You may be wondering why the FPU's packed decimal format supports only 18 digits. After all, with 10 bytes it should be possible to represent 20 BCD digits. As it turns out, the FPU's packed decimal format uses the first 9 bytes to hold the packed BCD value in a standard packed decimal format (the first byte contains the two L.O. digits and the ninth byte holds the two H.O. digits). The H.O. bit of the tenth byte holds the sign bit, and the FPU ignores the remaining bits in the tenth byte. If you're wondering why Intel didn't squeeze in one more digit (that is, use the L.O. 4 bits of the tenth byte to allow for 19 digits of precision), just keep in mind that doing so would create some possible BCD values that the FPU could not exactly represent in the native floating-point format. Hence, you have the limitation of 18 digits.

The FPU uses a one's complement notation for negative BCD values. That is, the sign bit contains a 1 if the number is negative or 0 and it contains a 0 if the number is positive or 0 (like the binary one's complement format, there are two distinct representations for 0).

HLA's tbyte type is the standard data type you would use to define packed BCD variables. The fbld and fbstp instructions require a tbyte operand (which you can initialize with a hexadecimal/BCD value).

Because the FPU converts packed decimal values to the internal floating-point format, you can mix packed decimal, floating point, and (binary) integer formats in the same calculation. The program in Example 8-7 demonstrates how you might achieve this.

The FPU treats packed decimal values as integer values. Therefore, if your calculations produce fractional results, the fbstp instruction will round the result according to the current FPU rounding mode. If you need to work with fractional values, you need to stick with floating-point results.

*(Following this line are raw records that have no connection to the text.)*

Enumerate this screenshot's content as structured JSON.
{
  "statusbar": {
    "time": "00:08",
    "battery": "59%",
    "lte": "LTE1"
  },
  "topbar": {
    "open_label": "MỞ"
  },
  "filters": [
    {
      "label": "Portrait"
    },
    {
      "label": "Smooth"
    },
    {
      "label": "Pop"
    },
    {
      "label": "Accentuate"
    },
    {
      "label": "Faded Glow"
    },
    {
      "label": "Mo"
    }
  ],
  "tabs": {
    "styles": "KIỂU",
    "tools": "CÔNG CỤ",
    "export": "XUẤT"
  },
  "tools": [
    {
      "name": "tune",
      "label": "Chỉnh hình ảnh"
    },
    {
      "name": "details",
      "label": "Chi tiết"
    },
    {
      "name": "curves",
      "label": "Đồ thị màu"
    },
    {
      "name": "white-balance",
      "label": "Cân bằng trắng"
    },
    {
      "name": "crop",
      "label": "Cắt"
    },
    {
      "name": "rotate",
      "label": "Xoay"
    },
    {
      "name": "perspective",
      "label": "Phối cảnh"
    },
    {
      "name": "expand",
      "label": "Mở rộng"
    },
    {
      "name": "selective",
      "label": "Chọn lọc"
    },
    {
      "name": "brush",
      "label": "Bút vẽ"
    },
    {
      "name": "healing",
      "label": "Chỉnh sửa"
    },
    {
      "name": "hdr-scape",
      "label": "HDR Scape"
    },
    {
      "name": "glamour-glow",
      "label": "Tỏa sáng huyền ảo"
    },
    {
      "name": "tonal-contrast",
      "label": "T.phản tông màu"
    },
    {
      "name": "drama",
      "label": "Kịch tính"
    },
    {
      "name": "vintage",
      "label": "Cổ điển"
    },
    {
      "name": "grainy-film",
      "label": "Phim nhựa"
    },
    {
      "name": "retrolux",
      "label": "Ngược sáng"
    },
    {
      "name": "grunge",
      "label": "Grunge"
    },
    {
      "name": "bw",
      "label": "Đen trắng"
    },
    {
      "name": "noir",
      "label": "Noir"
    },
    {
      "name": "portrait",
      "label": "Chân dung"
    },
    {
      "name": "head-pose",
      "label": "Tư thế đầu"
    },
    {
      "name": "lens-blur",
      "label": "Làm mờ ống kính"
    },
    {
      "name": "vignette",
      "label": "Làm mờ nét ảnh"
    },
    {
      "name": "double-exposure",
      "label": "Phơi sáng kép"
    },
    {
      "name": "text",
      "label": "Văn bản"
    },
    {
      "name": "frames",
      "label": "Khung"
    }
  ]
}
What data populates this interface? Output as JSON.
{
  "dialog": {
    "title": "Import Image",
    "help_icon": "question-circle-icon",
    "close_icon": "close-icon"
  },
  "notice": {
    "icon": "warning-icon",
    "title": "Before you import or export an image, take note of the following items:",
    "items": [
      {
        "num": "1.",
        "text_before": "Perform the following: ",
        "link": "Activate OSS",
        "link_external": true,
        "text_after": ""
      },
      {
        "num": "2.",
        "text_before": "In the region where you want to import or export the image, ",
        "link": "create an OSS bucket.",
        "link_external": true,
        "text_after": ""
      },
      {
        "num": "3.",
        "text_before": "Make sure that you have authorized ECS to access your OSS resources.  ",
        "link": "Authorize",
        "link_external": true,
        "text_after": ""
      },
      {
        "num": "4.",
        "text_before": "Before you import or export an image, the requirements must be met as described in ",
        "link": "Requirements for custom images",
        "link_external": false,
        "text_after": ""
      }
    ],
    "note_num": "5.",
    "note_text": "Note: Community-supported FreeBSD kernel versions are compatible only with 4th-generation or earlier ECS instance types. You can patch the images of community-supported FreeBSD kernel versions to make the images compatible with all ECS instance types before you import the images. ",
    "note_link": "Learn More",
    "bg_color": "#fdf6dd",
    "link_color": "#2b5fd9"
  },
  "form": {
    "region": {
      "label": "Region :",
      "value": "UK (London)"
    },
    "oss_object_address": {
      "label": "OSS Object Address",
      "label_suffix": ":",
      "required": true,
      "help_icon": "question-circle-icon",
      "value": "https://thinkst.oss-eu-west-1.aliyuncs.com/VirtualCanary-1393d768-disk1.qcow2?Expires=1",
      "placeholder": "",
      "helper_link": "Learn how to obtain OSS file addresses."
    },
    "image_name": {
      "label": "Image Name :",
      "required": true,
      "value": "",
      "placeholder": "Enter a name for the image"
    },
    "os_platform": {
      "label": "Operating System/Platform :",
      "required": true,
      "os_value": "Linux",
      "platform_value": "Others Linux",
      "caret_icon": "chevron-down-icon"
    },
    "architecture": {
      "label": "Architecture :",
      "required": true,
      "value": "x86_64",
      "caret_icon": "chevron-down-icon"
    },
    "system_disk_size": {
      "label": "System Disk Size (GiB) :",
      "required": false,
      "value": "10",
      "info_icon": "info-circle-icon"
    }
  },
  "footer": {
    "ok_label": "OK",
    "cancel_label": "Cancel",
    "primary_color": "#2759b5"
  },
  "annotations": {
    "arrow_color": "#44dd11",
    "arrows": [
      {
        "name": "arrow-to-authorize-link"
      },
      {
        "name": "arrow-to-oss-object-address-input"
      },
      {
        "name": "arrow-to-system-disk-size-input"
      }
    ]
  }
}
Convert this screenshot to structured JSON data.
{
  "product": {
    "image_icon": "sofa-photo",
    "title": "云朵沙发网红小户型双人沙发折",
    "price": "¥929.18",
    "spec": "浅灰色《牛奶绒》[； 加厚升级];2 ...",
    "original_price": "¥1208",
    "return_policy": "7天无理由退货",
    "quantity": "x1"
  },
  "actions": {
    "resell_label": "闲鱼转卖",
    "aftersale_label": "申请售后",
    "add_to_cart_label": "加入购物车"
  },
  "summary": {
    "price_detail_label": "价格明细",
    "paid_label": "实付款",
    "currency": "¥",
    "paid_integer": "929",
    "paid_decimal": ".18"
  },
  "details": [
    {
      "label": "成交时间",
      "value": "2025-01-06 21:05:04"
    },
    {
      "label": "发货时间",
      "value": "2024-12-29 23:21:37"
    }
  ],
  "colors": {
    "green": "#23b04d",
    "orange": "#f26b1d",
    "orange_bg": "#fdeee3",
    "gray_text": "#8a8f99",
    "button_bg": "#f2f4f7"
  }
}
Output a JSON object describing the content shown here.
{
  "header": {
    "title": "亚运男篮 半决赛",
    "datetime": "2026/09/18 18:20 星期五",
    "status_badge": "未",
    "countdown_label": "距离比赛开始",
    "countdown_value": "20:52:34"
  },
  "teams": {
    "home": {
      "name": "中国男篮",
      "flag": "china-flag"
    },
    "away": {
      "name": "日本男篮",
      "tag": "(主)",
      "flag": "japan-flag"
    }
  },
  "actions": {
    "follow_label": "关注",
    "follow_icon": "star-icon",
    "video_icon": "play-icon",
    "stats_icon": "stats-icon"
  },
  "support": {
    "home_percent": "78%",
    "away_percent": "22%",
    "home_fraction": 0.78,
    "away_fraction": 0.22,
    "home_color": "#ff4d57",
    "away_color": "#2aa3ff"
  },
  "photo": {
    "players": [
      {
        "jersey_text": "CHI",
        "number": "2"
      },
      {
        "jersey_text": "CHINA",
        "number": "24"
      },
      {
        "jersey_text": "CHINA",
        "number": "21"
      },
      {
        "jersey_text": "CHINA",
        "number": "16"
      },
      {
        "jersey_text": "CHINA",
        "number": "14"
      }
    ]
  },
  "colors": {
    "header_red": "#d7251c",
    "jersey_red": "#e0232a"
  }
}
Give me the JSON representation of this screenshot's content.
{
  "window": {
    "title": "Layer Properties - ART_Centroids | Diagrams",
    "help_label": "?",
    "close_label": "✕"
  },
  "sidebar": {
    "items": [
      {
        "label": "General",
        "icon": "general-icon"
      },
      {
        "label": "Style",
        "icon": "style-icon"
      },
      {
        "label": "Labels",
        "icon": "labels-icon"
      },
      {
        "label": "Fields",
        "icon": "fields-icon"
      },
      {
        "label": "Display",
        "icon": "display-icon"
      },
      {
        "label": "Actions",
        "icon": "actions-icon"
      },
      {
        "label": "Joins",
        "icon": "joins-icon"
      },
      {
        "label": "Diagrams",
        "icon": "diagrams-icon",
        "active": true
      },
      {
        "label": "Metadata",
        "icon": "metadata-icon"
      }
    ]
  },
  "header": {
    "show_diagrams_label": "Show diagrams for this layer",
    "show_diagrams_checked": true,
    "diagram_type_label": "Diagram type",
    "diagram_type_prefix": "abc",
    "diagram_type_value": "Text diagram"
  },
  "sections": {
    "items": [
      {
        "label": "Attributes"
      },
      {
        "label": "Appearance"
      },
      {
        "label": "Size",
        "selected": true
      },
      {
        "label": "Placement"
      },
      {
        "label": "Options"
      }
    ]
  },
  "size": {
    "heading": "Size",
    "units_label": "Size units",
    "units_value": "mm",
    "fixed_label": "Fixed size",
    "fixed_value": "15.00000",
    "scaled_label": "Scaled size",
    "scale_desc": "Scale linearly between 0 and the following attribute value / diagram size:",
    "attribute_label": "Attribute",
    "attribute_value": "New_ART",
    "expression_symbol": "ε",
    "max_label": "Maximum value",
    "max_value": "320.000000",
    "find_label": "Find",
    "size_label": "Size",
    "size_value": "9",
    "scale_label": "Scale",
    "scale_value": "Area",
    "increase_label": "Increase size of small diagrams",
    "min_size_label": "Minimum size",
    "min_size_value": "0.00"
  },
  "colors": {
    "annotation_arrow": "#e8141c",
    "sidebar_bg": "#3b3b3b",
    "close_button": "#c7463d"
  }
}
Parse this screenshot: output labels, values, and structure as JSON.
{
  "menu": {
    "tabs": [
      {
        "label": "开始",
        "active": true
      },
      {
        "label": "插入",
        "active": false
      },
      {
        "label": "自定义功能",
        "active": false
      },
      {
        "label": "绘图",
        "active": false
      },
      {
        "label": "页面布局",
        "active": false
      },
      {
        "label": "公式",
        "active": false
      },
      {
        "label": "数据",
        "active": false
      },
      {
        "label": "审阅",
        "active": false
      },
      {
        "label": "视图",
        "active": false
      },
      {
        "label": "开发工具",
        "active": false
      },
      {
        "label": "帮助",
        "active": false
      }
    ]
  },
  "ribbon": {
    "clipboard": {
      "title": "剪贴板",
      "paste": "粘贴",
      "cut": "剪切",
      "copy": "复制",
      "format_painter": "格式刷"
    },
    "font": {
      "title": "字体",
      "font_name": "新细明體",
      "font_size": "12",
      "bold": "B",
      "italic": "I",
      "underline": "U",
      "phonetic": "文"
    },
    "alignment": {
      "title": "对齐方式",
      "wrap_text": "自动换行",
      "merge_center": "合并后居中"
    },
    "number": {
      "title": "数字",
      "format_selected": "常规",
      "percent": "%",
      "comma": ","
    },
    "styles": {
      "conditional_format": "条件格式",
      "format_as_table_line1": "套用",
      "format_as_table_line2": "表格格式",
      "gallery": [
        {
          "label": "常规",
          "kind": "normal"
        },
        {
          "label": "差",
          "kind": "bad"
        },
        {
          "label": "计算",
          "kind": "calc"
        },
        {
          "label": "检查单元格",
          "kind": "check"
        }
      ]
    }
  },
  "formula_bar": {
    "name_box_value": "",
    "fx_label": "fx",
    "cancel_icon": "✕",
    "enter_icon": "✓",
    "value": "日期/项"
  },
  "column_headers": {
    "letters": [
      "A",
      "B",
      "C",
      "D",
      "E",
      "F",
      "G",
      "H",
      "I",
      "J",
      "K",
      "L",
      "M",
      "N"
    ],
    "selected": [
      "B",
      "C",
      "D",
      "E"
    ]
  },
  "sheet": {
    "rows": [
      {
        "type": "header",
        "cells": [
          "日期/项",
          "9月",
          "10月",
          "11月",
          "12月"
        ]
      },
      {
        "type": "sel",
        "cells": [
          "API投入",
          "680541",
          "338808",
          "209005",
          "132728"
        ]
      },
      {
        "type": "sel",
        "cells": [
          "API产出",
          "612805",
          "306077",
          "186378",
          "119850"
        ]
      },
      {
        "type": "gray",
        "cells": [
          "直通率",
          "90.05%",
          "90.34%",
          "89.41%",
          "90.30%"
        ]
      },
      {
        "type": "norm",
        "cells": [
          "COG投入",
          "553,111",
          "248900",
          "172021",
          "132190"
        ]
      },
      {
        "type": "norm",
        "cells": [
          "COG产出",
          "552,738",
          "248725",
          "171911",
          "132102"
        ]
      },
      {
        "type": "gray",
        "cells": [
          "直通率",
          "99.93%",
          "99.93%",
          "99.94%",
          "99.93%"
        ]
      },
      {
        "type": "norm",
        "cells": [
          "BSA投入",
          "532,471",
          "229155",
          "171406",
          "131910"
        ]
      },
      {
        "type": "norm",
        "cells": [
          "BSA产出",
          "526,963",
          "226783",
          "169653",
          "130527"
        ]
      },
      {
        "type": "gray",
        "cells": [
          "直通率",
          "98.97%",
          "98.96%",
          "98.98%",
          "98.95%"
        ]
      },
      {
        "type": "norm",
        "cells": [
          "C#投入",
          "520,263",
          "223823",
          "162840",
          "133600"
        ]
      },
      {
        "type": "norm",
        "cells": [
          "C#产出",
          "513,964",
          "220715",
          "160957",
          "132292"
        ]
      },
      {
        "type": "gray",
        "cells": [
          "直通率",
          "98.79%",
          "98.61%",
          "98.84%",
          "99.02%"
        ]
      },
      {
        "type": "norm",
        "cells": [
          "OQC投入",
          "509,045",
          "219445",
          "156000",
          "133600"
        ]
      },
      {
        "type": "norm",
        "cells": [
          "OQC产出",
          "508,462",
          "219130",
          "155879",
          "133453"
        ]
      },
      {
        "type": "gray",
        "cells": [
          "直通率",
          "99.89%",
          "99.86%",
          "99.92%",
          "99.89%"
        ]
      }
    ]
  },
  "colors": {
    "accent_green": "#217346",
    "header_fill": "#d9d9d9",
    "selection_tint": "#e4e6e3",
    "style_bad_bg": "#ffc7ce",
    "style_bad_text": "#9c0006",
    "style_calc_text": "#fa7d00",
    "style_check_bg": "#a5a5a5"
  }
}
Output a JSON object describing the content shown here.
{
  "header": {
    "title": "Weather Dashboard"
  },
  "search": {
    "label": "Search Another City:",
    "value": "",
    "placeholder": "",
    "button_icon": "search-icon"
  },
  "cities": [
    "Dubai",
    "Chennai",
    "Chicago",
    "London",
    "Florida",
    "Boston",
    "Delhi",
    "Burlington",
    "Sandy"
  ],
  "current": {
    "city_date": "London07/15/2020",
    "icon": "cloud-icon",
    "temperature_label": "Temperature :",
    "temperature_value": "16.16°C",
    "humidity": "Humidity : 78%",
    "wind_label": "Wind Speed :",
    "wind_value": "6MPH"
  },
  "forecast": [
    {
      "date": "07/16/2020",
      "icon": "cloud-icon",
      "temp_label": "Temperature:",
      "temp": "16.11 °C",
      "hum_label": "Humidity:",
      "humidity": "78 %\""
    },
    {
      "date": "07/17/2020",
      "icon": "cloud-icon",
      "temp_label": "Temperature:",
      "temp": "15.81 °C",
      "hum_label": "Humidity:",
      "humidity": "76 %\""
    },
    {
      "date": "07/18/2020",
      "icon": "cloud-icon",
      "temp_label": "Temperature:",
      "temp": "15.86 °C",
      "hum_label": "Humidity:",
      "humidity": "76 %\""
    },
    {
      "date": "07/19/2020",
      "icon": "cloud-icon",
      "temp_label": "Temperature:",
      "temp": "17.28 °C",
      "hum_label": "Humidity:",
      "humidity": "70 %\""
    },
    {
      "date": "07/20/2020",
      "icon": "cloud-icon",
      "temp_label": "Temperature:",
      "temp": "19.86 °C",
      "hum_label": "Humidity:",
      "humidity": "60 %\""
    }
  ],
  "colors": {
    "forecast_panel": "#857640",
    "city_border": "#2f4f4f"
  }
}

[115] In fact, until the release of the IBM 360 in the mid-1960s, most scientific computer systems were binary based, whereas most commercial/business systems were decimal based. IBM pushed its system\360 as a single-purpose solution for both business and scientific applications. Indeed, the model designation (360) was derived from the 360 degrees on a compass so as to suggest that the system\360 was suitable for computations "at all points of the compass" (i.e., business and scientific).

[116] You'll also soon see that it's rare to find decimal arithmetic done this way. So it hardly matters.

[117] An example of such an algorithm might be a multiplication by 10 by shifting the number one digit to the left. However, such operations are not possible within the FPU itself, so algorithms that misbehave inside the FPU are actually quite rare.